SIIM: CT rad dose measurement imperfect, indispensable
A number of high-profile overexposures to radiation and the growing use of CT have spotlighted the risks of radiation from medical imaging. In response, hospitals have stepped up their efforts to track CT dose index (CTDI) volume, while states like California have gone so far as to require CT dose reporting for all patients.
The problem is, radiology does not know the volume of radiation released by most CT scanners; nor do specialists have a solid understanding of the risks of exposure to radiation.

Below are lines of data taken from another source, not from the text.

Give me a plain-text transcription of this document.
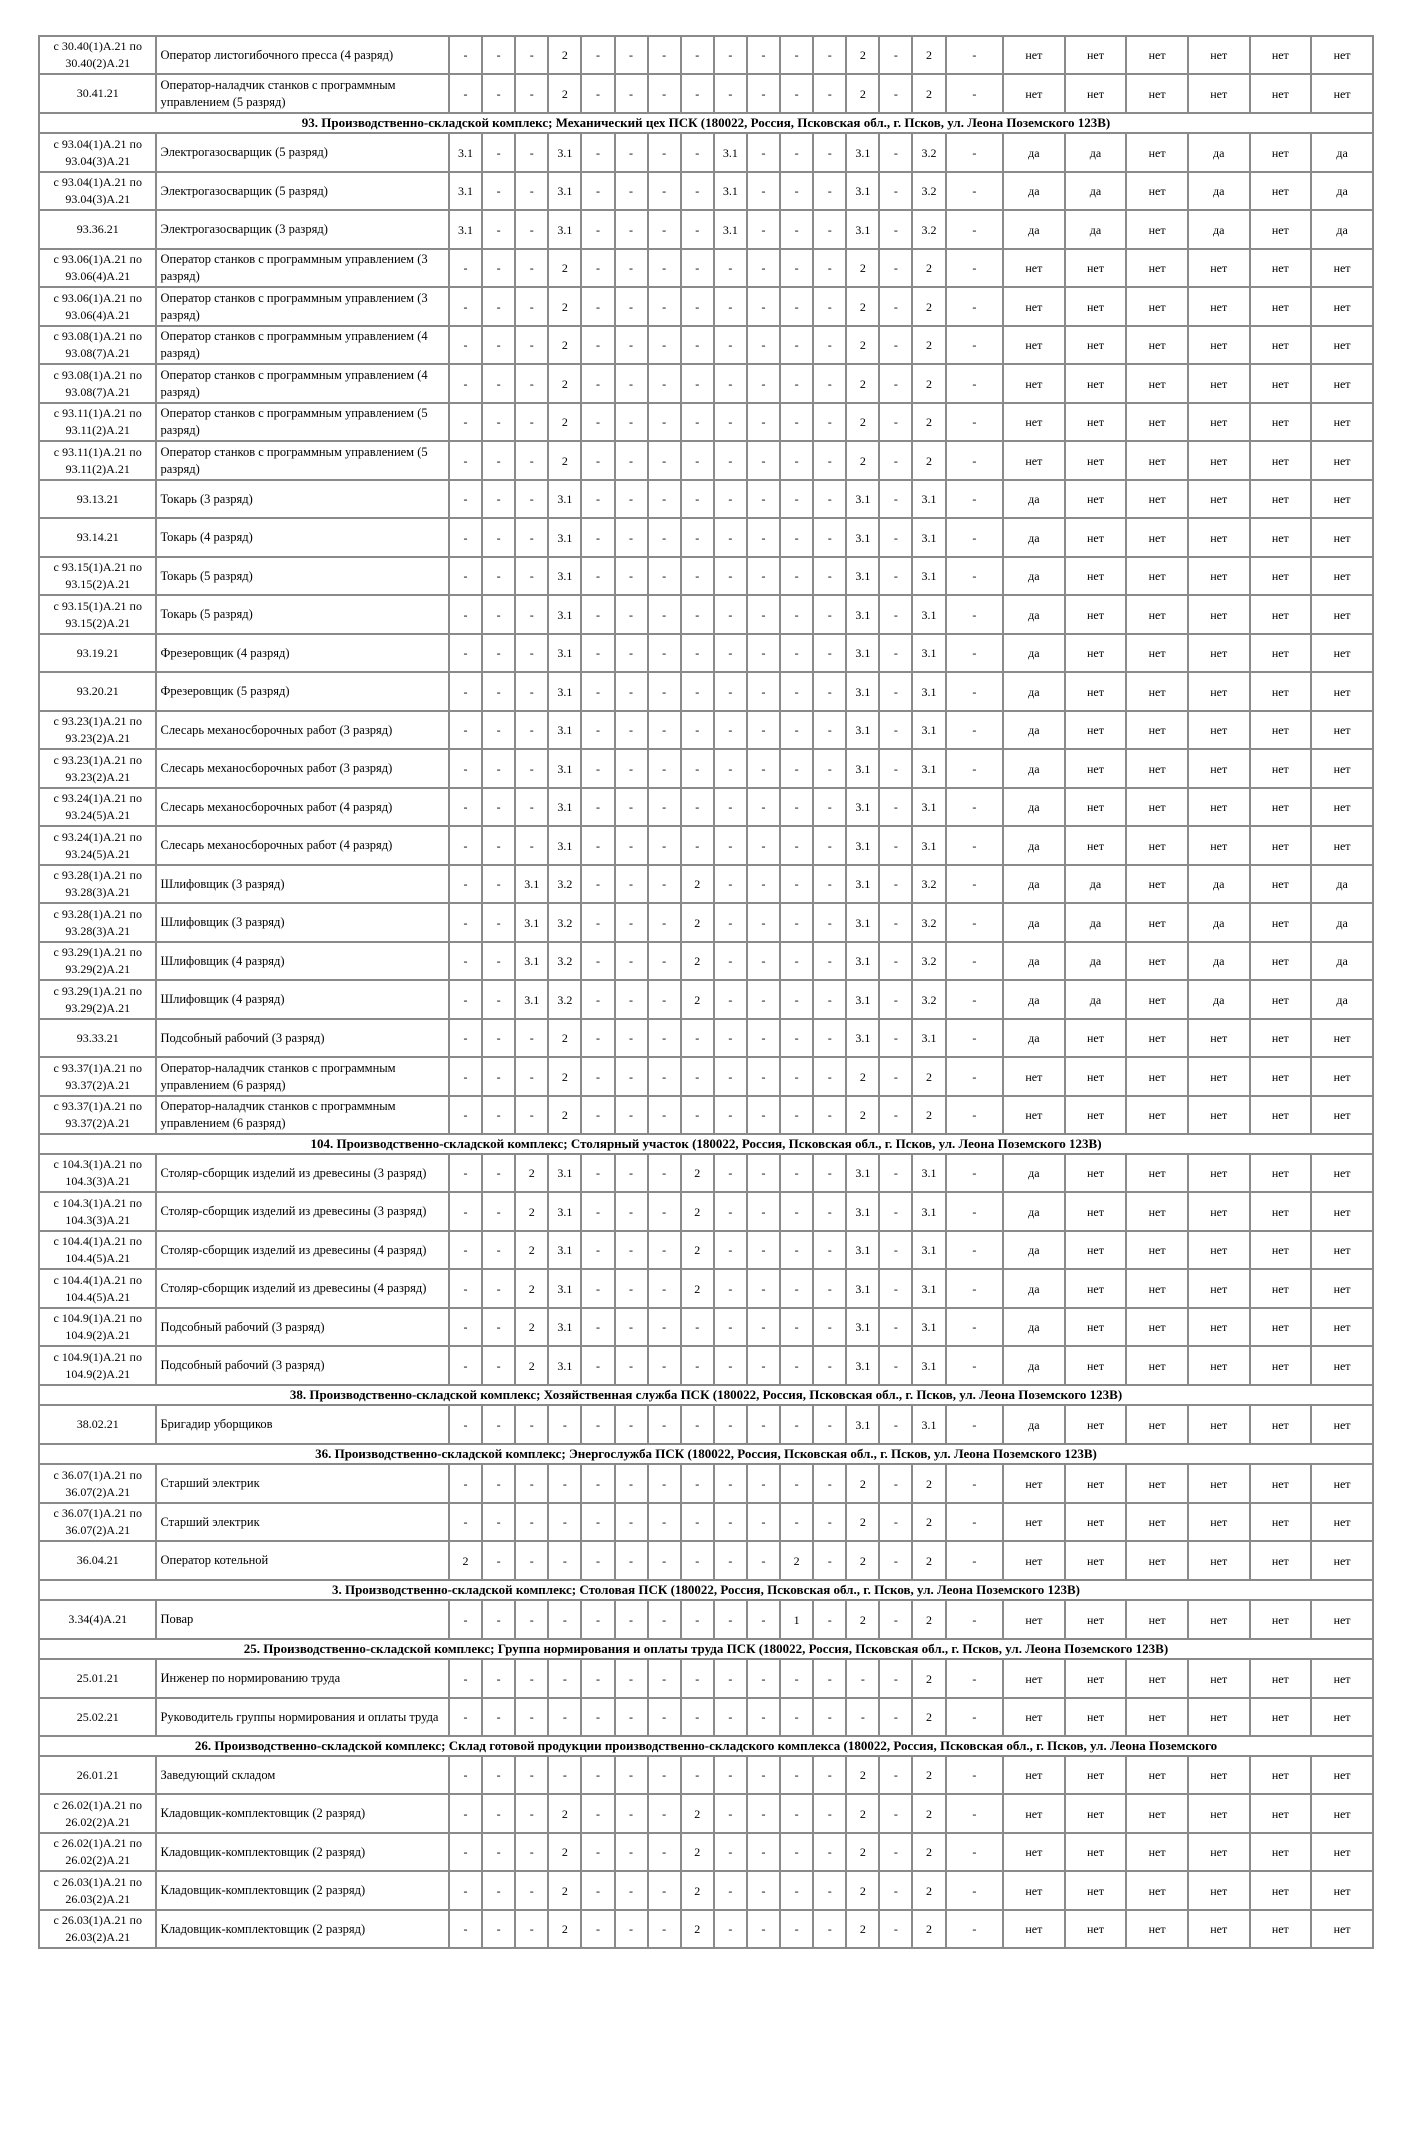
с 30.40(1)А.21 по 30.40(2)А.21	Оператор листогибочного пресса (4 разряд)	-	-	-	2	-	-	-	-	-	-	-	-	2	-	2	-	нет	нет	нет	нет	нет	нет
30.41.21	Оператор-наладчик станков с программным управлением (5 разряд)	-	-	-	2	-	-	-	-	-	-	-	-	2	-	2	-	нет	нет	нет	нет	нет	нет
93. Производственно-складской комплекс; Механический цех ПСК (180022, Россия, Псковская обл., г. Псков, ул. Леона Поземского 123В)																							
с 93.04(1)А.21 по 93.04(3)А.21	Электрогазосварщик (5 разряд)	3.1	-	-	3.1	-	-	-	-	3.1	-	-	-	3.1	-	3.2	-	да	да	нет	да	нет	да
с 93.04(1)А.21 по 93.04(3)А.21	Электрогазосварщик (5 разряд)	3.1	-	-	3.1	-	-	-	-	3.1	-	-	-	3.1	-	3.2	-	да	да	нет	да	нет	да
93.36.21	Электрогазосварщик (3 разряд)	3.1	-	-	3.1	-	-	-	-	3.1	-	-	-	3.1	-	3.2	-	да	да	нет	да	нет	да
с 93.06(1)А.21 по 93.06(4)А.21	Оператор станков с программным управлением (3 разряд)	-	-	-	2	-	-	-	-	-	-	-	-	2	-	2	-	нет	нет	нет	нет	нет	нет
с 93.06(1)А.21 по 93.06(4)А.21	Оператор станков с программным управлением (3 разряд)	-	-	-	2	-	-	-	-	-	-	-	-	2	-	2	-	нет	нет	нет	нет	нет	нет
с 93.08(1)А.21 по 93.08(7)А.21	Оператор станков с программным управлением (4 разряд)	-	-	-	2	-	-	-	-	-	-	-	-	2	-	2	-	нет	нет	нет	нет	нет	нет
с 93.08(1)А.21 по 93.08(7)А.21	Оператор станков с программным управлением (4 разряд)	-	-	-	2	-	-	-	-	-	-	-	-	2	-	2	-	нет	нет	нет	нет	нет	нет
с 93.11(1)А.21 по 93.11(2)А.21	Оператор станков с программным управлением (5 разряд)	-	-	-	2	-	-	-	-	-	-	-	-	2	-	2	-	нет	нет	нет	нет	нет	нет
с 93.11(1)А.21 по 93.11(2)А.21	Оператор станков с программным управлением (5 разряд)	-	-	-	2	-	-	-	-	-	-	-	-	2	-	2	-	нет	нет	нет	нет	нет	нет
93.13.21	Токарь (3 разряд)	-	-	-	3.1	-	-	-	-	-	-	-	-	3.1	-	3.1	-	да	нет	нет	нет	нет	нет
93.14.21	Токарь (4 разряд)	-	-	-	3.1	-	-	-	-	-	-	-	-	3.1	-	3.1	-	да	нет	нет	нет	нет	нет
с 93.15(1)А.21 по 93.15(2)А.21	Токарь (5 разряд)	-	-	-	3.1	-	-	-	-	-	-	-	-	3.1	-	3.1	-	да	нет	нет	нет	нет	нет
с 93.15(1)А.21 по 93.15(2)А.21	Токарь (5 разряд)	-	-	-	3.1	-	-	-	-	-	-	-	-	3.1	-	3.1	-	да	нет	нет	нет	нет	нет
93.19.21	Фрезеровщик (4 разряд)	-	-	-	3.1	-	-	-	-	-	-	-	-	3.1	-	3.1	-	да	нет	нет	нет	нет	нет
93.20.21	Фрезеровщик (5 разряд)	-	-	-	3.1	-	-	-	-	-	-	-	-	3.1	-	3.1	-	да	нет	нет	нет	нет	нет
с 93.23(1)А.21 по 93.23(2)А.21	Слесарь механосборочных работ (3 разряд)	-	-	-	3.1	-	-	-	-	-	-	-	-	3.1	-	3.1	-	да	нет	нет	нет	нет	нет
с 93.23(1)А.21 по 93.23(2)А.21	Слесарь механосборочных работ (3 разряд)	-	-	-	3.1	-	-	-	-	-	-	-	-	3.1	-	3.1	-	да	нет	нет	нет	нет	нет
с 93.24(1)А.21 по 93.24(5)А.21	Слесарь механосборочных работ (4 разряд)	-	-	-	3.1	-	-	-	-	-	-	-	-	3.1	-	3.1	-	да	нет	нет	нет	нет	нет
с 93.24(1)А.21 по 93.24(5)А.21	Слесарь механосборочных работ (4 разряд)	-	-	-	3.1	-	-	-	-	-	-	-	-	3.1	-	3.1	-	да	нет	нет	нет	нет	нет
с 93.28(1)А.21 по 93.28(3)А.21	Шлифовщик (3 разряд)	-	-	3.1	3.2	-	-	-	2	-	-	-	-	3.1	-	3.2	-	да	да	нет	да	нет	да
с 93.28(1)А.21 по 93.28(3)А.21	Шлифовщик (3 разряд)	-	-	3.1	3.2	-	-	-	2	-	-	-	-	3.1	-	3.2	-	да	да	нет	да	нет	да
с 93.29(1)А.21 по 93.29(2)А.21	Шлифовщик (4 разряд)	-	-	3.1	3.2	-	-	-	2	-	-	-	-	3.1	-	3.2	-	да	да	нет	да	нет	да
с 93.29(1)А.21 по 93.29(2)А.21	Шлифовщик (4 разряд)	-	-	3.1	3.2	-	-	-	2	-	-	-	-	3.1	-	3.2	-	да	да	нет	да	нет	да
93.33.21	Подсобный рабочий (3 разряд)	-	-	-	2	-	-	-	-	-	-	-	-	3.1	-	3.1	-	да	нет	нет	нет	нет	нет
с 93.37(1)А.21 по 93.37(2)А.21	Оператор-наладчик станков с программным управлением (6 разряд)	-	-	-	2	-	-	-	-	-	-	-	-	2	-	2	-	нет	нет	нет	нет	нет	нет
с 93.37(1)А.21 по 93.37(2)А.21	Оператор-наладчик станков с программным управлением (6 разряд)	-	-	-	2	-	-	-	-	-	-	-	-	2	-	2	-	нет	нет	нет	нет	нет	нет
104. Производственно-складской комплекс; Столярный участок (180022, Россия, Псковская обл., г. Псков, ул. Леона Поземского 123В)																							
с 104.3(1)А.21 по 104.3(3)А.21	Столяр-сборщик изделий из древесины (3 разряд)	-	-	2	3.1	-	-	-	2	-	-	-	-	3.1	-	3.1	-	да	нет	нет	нет	нет	нет
с 104.3(1)А.21 по 104.3(3)А.21	Столяр-сборщик изделий из древесины (3 разряд)	-	-	2	3.1	-	-	-	2	-	-	-	-	3.1	-	3.1	-	да	нет	нет	нет	нет	нет
с 104.4(1)А.21 по 104.4(5)А.21	Столяр-сборщик изделий из древесины (4 разряд)	-	-	2	3.1	-	-	-	2	-	-	-	-	3.1	-	3.1	-	да	нет	нет	нет	нет	нет
с 104.4(1)А.21 по 104.4(5)А.21	Столяр-сборщик изделий из древесины (4 разряд)	-	-	2	3.1	-	-	-	2	-	-	-	-	3.1	-	3.1	-	да	нет	нет	нет	нет	нет
с 104.9(1)А.21 по 104.9(2)А.21	Подсобный рабочий (3 разряд)	-	-	2	3.1	-	-	-	-	-	-	-	-	3.1	-	3.1	-	да	нет	нет	нет	нет	нет
с 104.9(1)А.21 по 104.9(2)А.21	Подсобный рабочий (3 разряд)	-	-	2	3.1	-	-	-	-	-	-	-	-	3.1	-	3.1	-	да	нет	нет	нет	нет	нет
38. Производственно-складской комплекс; Хозяйственная служба ПСК (180022, Россия, Псковская обл., г. Псков, ул. Леона Поземского 123В)																							
38.02.21	Бригадир уборщиков	-	-	-	-	-	-	-	-	-	-	-	-	3.1	-	3.1	-	да	нет	нет	нет	нет	нет
36. Производственно-складской комплекс; Энергослужба ПСК (180022, Россия, Псковская обл., г. Псков, ул. Леона Поземского 123В)																							
с 36.07(1)А.21 по 36.07(2)А.21	Старший электрик	-	-	-	-	-	-	-	-	-	-	-	-	2	-	2	-	нет	нет	нет	нет	нет	нет
с 36.07(1)А.21 по 36.07(2)А.21	Старший электрик	-	-	-	-	-	-	-	-	-	-	-	-	2	-	2	-	нет	нет	нет	нет	нет	нет
36.04.21	Оператор котельной	2	-	-	-	-	-	-	-	-	-	2	-	2	-	2	-	нет	нет	нет	нет	нет	нет
3. Производственно-складской комплекс; Столовая ПСК (180022, Россия, Псковская обл., г. Псков, ул. Леона Поземского 123В)																							
3.34(4)А.21	Повар	-	-	-	-	-	-	-	-	-	-	1	-	2	-	2	-	нет	нет	нет	нет	нет	нет
25. Производственно-складской комплекс; Группа нормирования и оплаты труда ПСК (180022, Россия, Псковская обл., г. Псков, ул. Леона Поземского 123В)																							
25.01.21	Инженер по нормированию труда	-	-	-	-	-	-	-	-	-	-	-	-	-	-	2	-	нет	нет	нет	нет	нет	нет
25.02.21	Руководитель группы нормирования и оплаты труда	-	-	-	-	-	-	-	-	-	-	-	-	-	-	2	-	нет	нет	нет	нет	нет	нет
26. Производственно-складской комплекс; Склад готовой продукции производственно-складского комплекса (180022, Россия, Псковская обл., г. Псков, ул. Леона Поземского																							
26.01.21	Заведующий складом	-	-	-	-	-	-	-	-	-	-	-	-	2	-	2	-	нет	нет	нет	нет	нет	нет
с 26.02(1)А.21 по 26.02(2)А.21	Кладовщик-комплектовщик (2 разряд)	-	-	-	2	-	-	-	2	-	-	-	-	2	-	2	-	нет	нет	нет	нет	нет	нет
с 26.02(1)А.21 по 26.02(2)А.21	Кладовщик-комплектовщик (2 разряд)	-	-	-	2	-	-	-	2	-	-	-	-	2	-	2	-	нет	нет	нет	нет	нет	нет
с 26.03(1)А.21 по 26.03(2)А.21	Кладовщик-комплектовщик (2 разряд)	-	-	-	2	-	-	-	2	-	-	-	-	2	-	2	-	нет	нет	нет	нет	нет	нет
с 26.03(1)А.21 по 26.03(2)А.21	Кладовщик-комплектовщик (2 разряд)	-	-	-	2	-	-	-	2	-	-	-	-	2	-	2	-	нет	нет	нет	нет	нет	нет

“We have good epidemiological evidence that higher doses of radiation may result in cancer, but [the radiation administered by] medical imaging is lower,” explained Aaron Sodickson, MD, PhD, director of emergency radiology at Brigham and Women’s Hospital, Harvard University, in Boston.
The risk of cancer is typically depicted as increasing linearly with additional exposure to radiation. But this linkage is based in large part on figures from atomic bomb survivors in Japan, dose levels that dwarf the radiation emitted by CT and other ionizing procedures.
On the other hand, “almost no radiation physicist will argue that cumulative doses above 100 mSv do not increase the risk of cancer,” Sodickson pointed out. Although most CT scans are well below 100 mSv, Sodickson found that 15 percent of patients imaged at Brigham and Women's Hospital had experienced cumulative doses above this threshold, where evidence indicates a clearer danger.
And yet, dose calculations like CTDI volume themselves are based on “problematic” dose estimates performed on phantoms several decades ago, “back when Pong was developed,” said J. Anthony Seibert, PhD, from the department of radiology at the University of California, Davis School of Medicine in Sacramento.
According to Seibert, the phantom estimates are not accurate, largely because they provide effective doses for generic male and female patients (females are believed to be more sensitive to radiation exposure). Moreover, CTDI varies for children, heavier patients and between different manufacturers’ scanners, he pointed out.
Seibert argued that these factors lead CTDI volume to deliver “potentially misleading” figures: “Let the user beware,” he warned.
The solution requires more accurate, patient- and organ-specific dosimetry estimates, which may be further off. In the meantime, Seibert emphasized, these imperfect models far outweigh not having any models. “CTDI is the only thing we have right now, so we have to use it.”
Sodickson agreed, highlighting three major steps radiologists can and should take to minimize dose. The first comes prior to scanning: order more appropriate or non-ionizing imaging. Decreasing utilization, via the American College of Radiology’s (ACR) Appropriateness Criteria or clinical decision support, is a must.
At the time of scans, radiologists and staff need to optimize radiation dose protocols, to hit the “sweet spot” between lower doses and higher quality images, Sodickson said.
Finally, capturing and reporting dose estimates post-procedure, however imperfect, is essential. These figures should be converted to patient anatomy and integrated into EHRs and dose registries, to help physicians gain a better grasp of radiation dose and to drive radiology quality control programs.
Dose registries allow individual departments to understand which scanners or technologists may not be optimizing dose reduction, while also providing important benchmarks within and between radiology groups.
Radiation dosimetry is no doubt an imperfect science, Sodickson admitted, but following proper protocols before, during and after scanning can have significant impacts on lowering dose in the short run. As for the long run, Sodickson concluded, “Informatics tools are going to be absolutely critical.”